For me, the value was in exposure to the tools and how to use them. A good chunk of the stats was already kind-of-sort-of-half-forgotten known to me before I took on the fellowship. The refresher was nice, and then we quickly went into deeper stats water than I have ever dared tread. Conceptually, I feel pretty good about it. Technically, well, let’s just say that NumPy and SciKitLearn and Keras/Tensorflow are awesome. I don’t think anyone is expecting that I start whiteboarding equations for eigenvectors of n-dimensional matrices. Being able to say what the eigenvector of a Principal Component represents and how it is applied is probably as far as I need to go down that road.

The pace of it was similar to working at a startup, and probably with good reason. The sheer volume of material for which I wrote working code was insane considering the 12 week timeline. Immersive is an accurate description. I lived and breathed Python, Scala, and SQL for three months. I even had dreams in Python, which is kinda weird and hard to explain, and the reason for the name of the blog.

One of the more key things provided is the job-seeker support. Data-banks of technical interview questions, career coaches, support resources, best practices. The coaches are responsive and knowledgeable about recruiting practices. They’ll help with mock interviews, advice, cheerleading, networking, and resumes. They’ll critique your LinkedIn profile for you. They’ll keep tabs on who is hiring and warn you off known bad actors. And the alumni tend to be pretty approachable as well, and frequently post openings at the companies at which they work.

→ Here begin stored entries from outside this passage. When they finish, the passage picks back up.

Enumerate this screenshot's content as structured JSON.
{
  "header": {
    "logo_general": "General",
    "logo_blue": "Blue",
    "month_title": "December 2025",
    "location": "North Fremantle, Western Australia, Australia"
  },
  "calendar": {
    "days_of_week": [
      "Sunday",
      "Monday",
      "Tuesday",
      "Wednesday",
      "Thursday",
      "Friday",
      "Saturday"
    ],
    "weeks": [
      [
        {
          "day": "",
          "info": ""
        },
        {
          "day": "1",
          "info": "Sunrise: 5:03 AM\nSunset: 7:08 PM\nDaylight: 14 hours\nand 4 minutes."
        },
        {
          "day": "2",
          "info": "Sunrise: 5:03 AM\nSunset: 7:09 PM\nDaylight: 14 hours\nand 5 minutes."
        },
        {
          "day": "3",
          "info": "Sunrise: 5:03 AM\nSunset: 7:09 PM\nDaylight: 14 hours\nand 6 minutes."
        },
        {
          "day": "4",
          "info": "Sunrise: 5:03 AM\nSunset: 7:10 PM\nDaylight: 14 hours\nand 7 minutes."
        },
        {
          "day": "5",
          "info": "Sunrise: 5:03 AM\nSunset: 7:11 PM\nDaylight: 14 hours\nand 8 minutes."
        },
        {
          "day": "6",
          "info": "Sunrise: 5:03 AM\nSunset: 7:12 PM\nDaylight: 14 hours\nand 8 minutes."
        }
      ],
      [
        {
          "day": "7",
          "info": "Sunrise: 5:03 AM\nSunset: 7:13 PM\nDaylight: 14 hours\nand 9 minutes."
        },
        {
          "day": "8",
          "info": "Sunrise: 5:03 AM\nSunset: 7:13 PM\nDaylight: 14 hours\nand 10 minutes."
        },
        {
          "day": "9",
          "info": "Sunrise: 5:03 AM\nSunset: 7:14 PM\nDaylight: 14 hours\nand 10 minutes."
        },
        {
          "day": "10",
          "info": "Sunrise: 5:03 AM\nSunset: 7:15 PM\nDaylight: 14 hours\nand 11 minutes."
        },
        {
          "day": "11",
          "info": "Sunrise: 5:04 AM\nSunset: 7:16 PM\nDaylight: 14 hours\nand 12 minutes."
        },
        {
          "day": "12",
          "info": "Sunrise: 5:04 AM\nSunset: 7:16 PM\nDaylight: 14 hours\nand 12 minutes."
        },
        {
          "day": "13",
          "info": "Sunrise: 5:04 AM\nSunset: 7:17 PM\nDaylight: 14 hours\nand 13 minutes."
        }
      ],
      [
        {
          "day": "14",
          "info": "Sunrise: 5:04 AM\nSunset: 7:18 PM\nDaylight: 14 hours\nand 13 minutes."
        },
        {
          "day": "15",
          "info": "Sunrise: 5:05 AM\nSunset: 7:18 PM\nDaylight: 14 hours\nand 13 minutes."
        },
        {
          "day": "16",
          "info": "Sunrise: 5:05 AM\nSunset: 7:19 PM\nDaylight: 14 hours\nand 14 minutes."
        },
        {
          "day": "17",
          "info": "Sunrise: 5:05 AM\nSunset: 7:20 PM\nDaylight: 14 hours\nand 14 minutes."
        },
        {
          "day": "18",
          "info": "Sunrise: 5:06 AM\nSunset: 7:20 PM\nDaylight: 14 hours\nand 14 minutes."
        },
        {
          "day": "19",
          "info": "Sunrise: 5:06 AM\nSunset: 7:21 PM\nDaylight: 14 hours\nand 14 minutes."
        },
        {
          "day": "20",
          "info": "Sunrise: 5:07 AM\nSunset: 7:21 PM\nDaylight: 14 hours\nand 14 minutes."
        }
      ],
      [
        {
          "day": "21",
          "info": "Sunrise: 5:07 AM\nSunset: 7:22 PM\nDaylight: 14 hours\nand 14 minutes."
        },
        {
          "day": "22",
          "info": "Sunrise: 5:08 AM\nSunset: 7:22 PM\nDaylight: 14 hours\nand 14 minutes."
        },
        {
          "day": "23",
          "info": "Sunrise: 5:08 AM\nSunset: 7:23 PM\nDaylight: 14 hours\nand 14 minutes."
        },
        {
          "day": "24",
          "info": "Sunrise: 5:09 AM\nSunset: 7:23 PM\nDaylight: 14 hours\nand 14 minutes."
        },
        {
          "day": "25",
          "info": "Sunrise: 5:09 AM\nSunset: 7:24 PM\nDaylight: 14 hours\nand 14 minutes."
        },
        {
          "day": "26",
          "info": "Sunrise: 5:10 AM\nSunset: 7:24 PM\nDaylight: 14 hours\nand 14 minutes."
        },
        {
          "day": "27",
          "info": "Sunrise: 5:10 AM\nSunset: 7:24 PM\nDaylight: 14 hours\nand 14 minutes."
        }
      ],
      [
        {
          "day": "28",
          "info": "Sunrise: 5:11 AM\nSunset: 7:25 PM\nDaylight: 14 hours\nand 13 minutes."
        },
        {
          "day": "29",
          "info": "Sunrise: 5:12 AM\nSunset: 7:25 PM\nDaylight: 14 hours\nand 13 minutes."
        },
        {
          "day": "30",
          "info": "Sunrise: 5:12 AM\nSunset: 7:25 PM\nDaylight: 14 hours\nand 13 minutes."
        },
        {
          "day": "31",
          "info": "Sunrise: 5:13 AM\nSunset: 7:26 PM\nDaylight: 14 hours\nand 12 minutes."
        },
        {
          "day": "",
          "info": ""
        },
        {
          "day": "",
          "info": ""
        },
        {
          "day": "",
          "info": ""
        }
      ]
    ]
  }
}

So distilled down, I am comfortable with using any of the techniques that I learned, with the caveat of “so long as I have access to the documentation and the time to figure out what some of it means.” Conceptually, I feel that I can explain in lay terms almost everything we learned from the top of my head. I know how all the pieces work and how to put them together and explain what it all means. Technically, I am in way over my head in actually understanding all of the math that underlies everything, but I think that technically speaking, the whole point is that doing this kind of math by hand is pretty much so impractical that it might as well be impossible. Could I tell you step by step what the DBScan algorithm is doing? No. Can I tell you what it starts with and what it gives you and the implications and assumptions that come along with it? Absolutely.

More than anything, the fellowship made me realize that a career in tech is a pretty active and engaged thing – you may end up with a job (in fact, likely will if you put in the effort) that has reasonable work life balance, pays a good salary, and is comfortably paced. But if you want to keep that job, you really need to be thinking about your career, your skills, you truly need to reorient your identity to being a data scientist/analyst/whatever. Nothing in the field is particularly static, and staying connected, continuing education, and practice practice practice is needed to stay relevant. The program opened a door, but it led to a path, not a room. It made me think of a career as a process, not a series of jobs.

In the meantime, I have been learning new tools that seem to be coming up on most of my job applications, like Tableau and Microsoft BI. I’m spending time practicing SQL queries, since at least some knowledge of SQL seems to be pretty useful. I’m spending time on Codewars and HackerRank to keep up with Python and Scala. But more than anything, I spend time networking. LinkedIn seems to be the only game in town for recruiting during a pandemic. I try to add new contacts every day. I meet with friends in tech on Zoom to chat, get mentorship, see which way things are going and which new techniques are good for what purposes. I collect referrals like a terrier after rats. I stalk companies that I want to work for, try to make connections with their employees, follow their corporate officers. The more your name gets in front of people, the more you can control what people know about you and how they perceive you, the more that people see that you are engaged and interested in your field beyond just making a wage, the more offers and opportunities that will come your way.